Recoupements importants

• Plus de 55 % des patients montraient des niveaux élevés de l’une, de l’autre et/ou des deux protéines qui sont des marqueurs potentiels de stress oxydatif et d’ouverture de la barrière hématoencéphalique : la nitrotyrosyne (NTT) et la protéine S100B, marqueur de dysfonction ou dommage cérébral causé par l’hypoperfusion cérébrale (circulation sanguine et donc oxygénation réduites) chez les personnes atteintes de maladie neurodégénérative comme l’Alzheimer ou la sclérose latérale amyotrophique (). Chez les sujets non EHS ni MCS, les niveaux de S100B reviennent à la normale dans les deux heures suivant l’usage d’un téléphone cellulaire.

• Globalement, 72 % des patients EHS et 79 % des EHS-MCS montraient des taux d’histamine, de protéine S100B et/ou de NTT élevés. Et tous les patients présentaient des signes d’hypoperfusion dans la zone capsulothalamique de l’un ou des deux lobes temporaux observé par tomosphygmographie par ultrasons pulsés, suggérant l’inflammation du système limbique (centre des émotions et de la mémoire) et du thalamus (vigilance, sommeil, organes sensoriels).

• De 25 à 40 % des patients avaient des niveaux élevés de protéines de choc thermique (HSP70 et/ou HSP27), dont le taux augmente dans le sang des animaux de laboratoire exposés aux CEM.

• 29 % des patients EHS avaient un taux d’anticorps anti-O-myéline supérieur à la norme, indiquant une réponse auto-immune.

• Enfin, l’urine de tous les patients présentait un abaissement du métabolite principal de la mélatonine, l’hormone qui joue un rôle dans la régulation du sommeil et agit comme anti-oxydant, ce qui explique pourquoi les malades atteints de cette pathologie souffrent de fatigue chronique et d’insomnie, ce qui suggère qu’ils sont à risque de maladies chroniques.

Conclusion

Selon les auteurs, cette étude démontre clairement pour la première fois qu’EHS et MCS peuvent être caractérisés objectivement par des marqueurs biologiques et qu’ils sont les deux facettes d’une même pathologie.

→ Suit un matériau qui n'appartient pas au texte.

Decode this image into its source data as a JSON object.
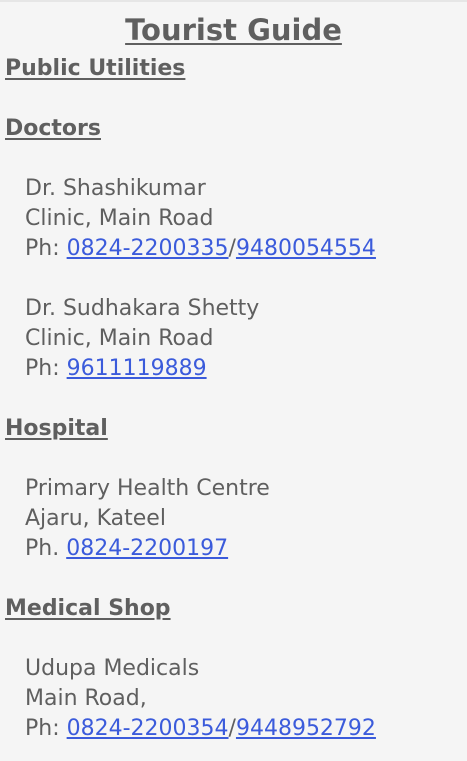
{
  "page": {
    "title": "Tourist Guide",
    "section_title": "Public Utilities"
  },
  "doctors": {
    "heading": "Doctors",
    "entries": [
      {
        "name": "Dr. Shashikumar",
        "address": "Clinic, Main Road",
        "phone_prefix": "Ph: ",
        "phones": [
          "0824-2200335",
          "9480054554"
        ]
      },
      {
        "name": "Dr. Sudhakara Shetty",
        "address": "Clinic, Main Road",
        "phone_prefix": "Ph: ",
        "phones": [
          "9611119889"
        ]
      }
    ]
  },
  "hospital": {
    "heading": "Hospital",
    "entries": [
      {
        "name": "Primary Health Centre",
        "address": "Ajaru, Kateel",
        "phone_prefix": "Ph. ",
        "phones": [
          "0824-2200197"
        ]
      }
    ]
  },
  "medical_shop": {
    "heading": "Medical Shop",
    "entries": [
      {
        "name": "Udupa Medicals",
        "address": "Main Road,",
        "phone_prefix": "Ph: ",
        "phones": [
          "0824-2200354",
          "9448952792"
        ]
      }
    ]
  },
  "separator": "/",
  "colors": {
    "text": "#5f5f5f",
    "link": "#3b5bdb",
    "background": "#f5f5f5"
  }
}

Les hypersensibilités se manifesteraient d’abord par un abaissement du seuil de tolérance à un produit chimique ou à une fréquence particulière de CEM qui serait élargi à de multiples substances chimiques et fréquences à mesure que la maladie progresserait. D’où l’importance de la prévention, visant à réduire l’exposition à ces polluants.

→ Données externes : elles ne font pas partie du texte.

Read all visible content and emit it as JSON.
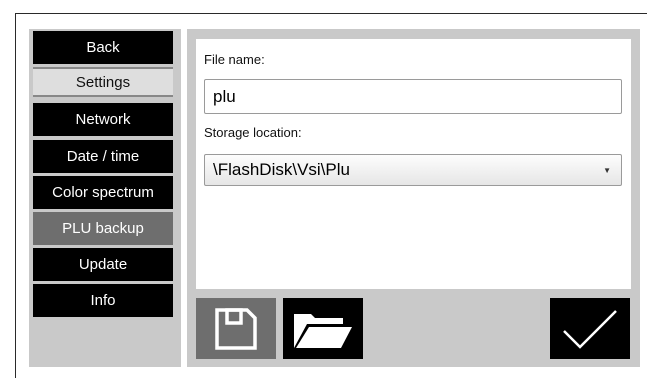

En conclusion, les auteurs invitent l’OMS à reconnaitre l’EHS et/ou le MCS en tant qu’affection pathologique, sans attendre que tous les mécanismes physiopathologiques n’aient été établis. « La recherche actuelle se concentre en vain sur le rôle causal des CEM et des produits chimiques comme facteurs déclencheurs potentiels respectivement d’EHS et de MCS, et pas assez sur la prise en charge médicale que nécessitent ces patients » hypersensibles.

Reliable disease biomarkers characterizing and identifying electrohypersensitivity and multiple chemical sensitivity as two etiopathogenic aspects of a unique pathological disorder. Rev Environ Health. 2015 Dec 1;30(4):251-71. doi: 10.1515/reveh-2015-0027.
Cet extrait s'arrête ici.